Eggly Jacques-Simon · Nationalrat · 2002-09-26
Eggly Jacques-Simon · Nationalrat · Genf · Liberale Fraktion · 2002-09-26
Wortprotokoll
Dans une loi comme celle-ci sur le droit de bail, il y a plusieurs choses à prendre en considération.
Il y a naturellement la formulation de critères et de repères clairs permettant la protection des locataires, et aussi la protection du bailleur; il y a donc un équilibre à trouver. Et puis, il y a un intérêt économique, c'est-à-dire que finalement le logement, ça correspond à un marché et il faut que ce marché soit suffisamment fluide, suffisamment souple, qu'il y ait suffisamment d'investissements. C'est la raison pour laquelle il est important qu'un nouveau propriétaire puisse savoir qu'il a une certaine marge de manoeuvre, mais pas illimitée, dans le cadre de ce qui est admissible et de ce qui sera finalement jugé comme admissible. Par conséquent, ce n'est pas non plus dans l'intérêt à long terme des locataires, parce que ce n'est pas dans l'intérêt à long terme de la construction et du logement, qu'un nouveau propriétaire ne puisse pas se dire qu'en considérant les faits, il pourra augmenter certains loyers.

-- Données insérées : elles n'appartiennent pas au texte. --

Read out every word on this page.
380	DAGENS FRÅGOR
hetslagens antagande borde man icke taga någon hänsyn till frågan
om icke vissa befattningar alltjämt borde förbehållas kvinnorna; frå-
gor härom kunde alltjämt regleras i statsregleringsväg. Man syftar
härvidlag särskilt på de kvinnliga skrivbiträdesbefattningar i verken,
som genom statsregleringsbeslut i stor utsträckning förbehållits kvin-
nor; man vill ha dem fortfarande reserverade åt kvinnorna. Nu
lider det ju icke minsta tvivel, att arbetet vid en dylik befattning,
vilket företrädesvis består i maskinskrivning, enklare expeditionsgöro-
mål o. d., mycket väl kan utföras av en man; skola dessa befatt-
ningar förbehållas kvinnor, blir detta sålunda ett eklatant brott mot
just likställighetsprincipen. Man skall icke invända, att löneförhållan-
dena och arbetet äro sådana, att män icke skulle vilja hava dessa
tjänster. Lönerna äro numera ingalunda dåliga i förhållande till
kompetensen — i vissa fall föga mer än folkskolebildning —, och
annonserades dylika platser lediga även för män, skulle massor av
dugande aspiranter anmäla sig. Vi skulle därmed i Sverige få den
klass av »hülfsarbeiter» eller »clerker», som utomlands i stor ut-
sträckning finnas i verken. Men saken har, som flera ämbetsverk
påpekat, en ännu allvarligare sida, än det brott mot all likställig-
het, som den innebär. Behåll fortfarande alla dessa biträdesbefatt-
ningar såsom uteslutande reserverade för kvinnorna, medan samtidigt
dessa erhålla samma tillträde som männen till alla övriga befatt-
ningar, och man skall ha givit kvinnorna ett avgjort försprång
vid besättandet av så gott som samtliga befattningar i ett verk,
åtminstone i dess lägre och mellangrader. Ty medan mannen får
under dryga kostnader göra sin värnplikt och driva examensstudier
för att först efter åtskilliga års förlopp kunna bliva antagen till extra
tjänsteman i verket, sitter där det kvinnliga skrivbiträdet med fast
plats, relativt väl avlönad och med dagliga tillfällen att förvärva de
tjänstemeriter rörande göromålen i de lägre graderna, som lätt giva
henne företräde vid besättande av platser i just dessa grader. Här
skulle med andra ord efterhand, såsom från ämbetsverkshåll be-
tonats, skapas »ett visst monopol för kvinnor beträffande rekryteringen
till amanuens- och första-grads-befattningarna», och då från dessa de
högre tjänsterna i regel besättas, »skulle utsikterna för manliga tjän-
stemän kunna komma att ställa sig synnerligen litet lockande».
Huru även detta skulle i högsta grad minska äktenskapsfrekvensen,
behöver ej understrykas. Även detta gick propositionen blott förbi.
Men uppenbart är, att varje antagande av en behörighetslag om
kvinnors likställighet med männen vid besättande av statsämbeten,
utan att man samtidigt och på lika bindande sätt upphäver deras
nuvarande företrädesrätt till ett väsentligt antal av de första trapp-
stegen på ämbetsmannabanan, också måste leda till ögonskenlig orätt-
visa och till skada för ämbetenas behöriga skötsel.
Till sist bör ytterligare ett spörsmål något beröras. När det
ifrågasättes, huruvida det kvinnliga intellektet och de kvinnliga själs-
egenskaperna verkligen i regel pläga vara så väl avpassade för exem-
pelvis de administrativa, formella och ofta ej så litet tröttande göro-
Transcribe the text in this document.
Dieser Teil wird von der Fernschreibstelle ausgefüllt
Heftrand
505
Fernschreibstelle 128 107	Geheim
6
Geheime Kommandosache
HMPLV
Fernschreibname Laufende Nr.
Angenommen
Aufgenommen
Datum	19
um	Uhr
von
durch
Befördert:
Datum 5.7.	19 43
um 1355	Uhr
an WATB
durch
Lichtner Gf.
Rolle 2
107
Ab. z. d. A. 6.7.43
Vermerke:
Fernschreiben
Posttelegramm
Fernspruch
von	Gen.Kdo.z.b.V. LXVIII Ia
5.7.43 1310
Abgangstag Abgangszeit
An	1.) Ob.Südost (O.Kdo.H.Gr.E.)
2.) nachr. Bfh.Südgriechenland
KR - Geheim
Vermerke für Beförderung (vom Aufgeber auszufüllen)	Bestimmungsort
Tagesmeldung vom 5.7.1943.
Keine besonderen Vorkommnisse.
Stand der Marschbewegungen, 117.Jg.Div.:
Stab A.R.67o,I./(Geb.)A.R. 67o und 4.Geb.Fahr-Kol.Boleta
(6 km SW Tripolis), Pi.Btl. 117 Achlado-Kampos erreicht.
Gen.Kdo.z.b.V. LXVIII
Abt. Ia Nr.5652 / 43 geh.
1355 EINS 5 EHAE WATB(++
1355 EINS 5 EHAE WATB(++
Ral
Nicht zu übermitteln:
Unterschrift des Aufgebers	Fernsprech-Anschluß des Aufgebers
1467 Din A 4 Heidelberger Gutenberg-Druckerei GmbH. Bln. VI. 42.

D'ailleurs, la proposition de minorité qui est faite de se rallier au Conseil des Etats prévoit un garde-fou puisque dans le système qui vous est proposé, il est bien dit qu'une hausse de loyer à la suite d'un changement de propriétaire pourra être contestée par le locataire. On connaît assez l'environnement et les organisations qui entourent les locataires pour savoir que le locataire sera bien vite encouragé à contester une hausse de loyer s'il devait y avoir soupçon d'abus.
Finalement, il faut qu'il y ait une marge de manoeuvre et par conséquent, au nom du groupe libéral, je vous engage à suivre la minorité, ce qui a aussi l'avantage d'effacer une divergence vis-à-vis du Conseil des Etats.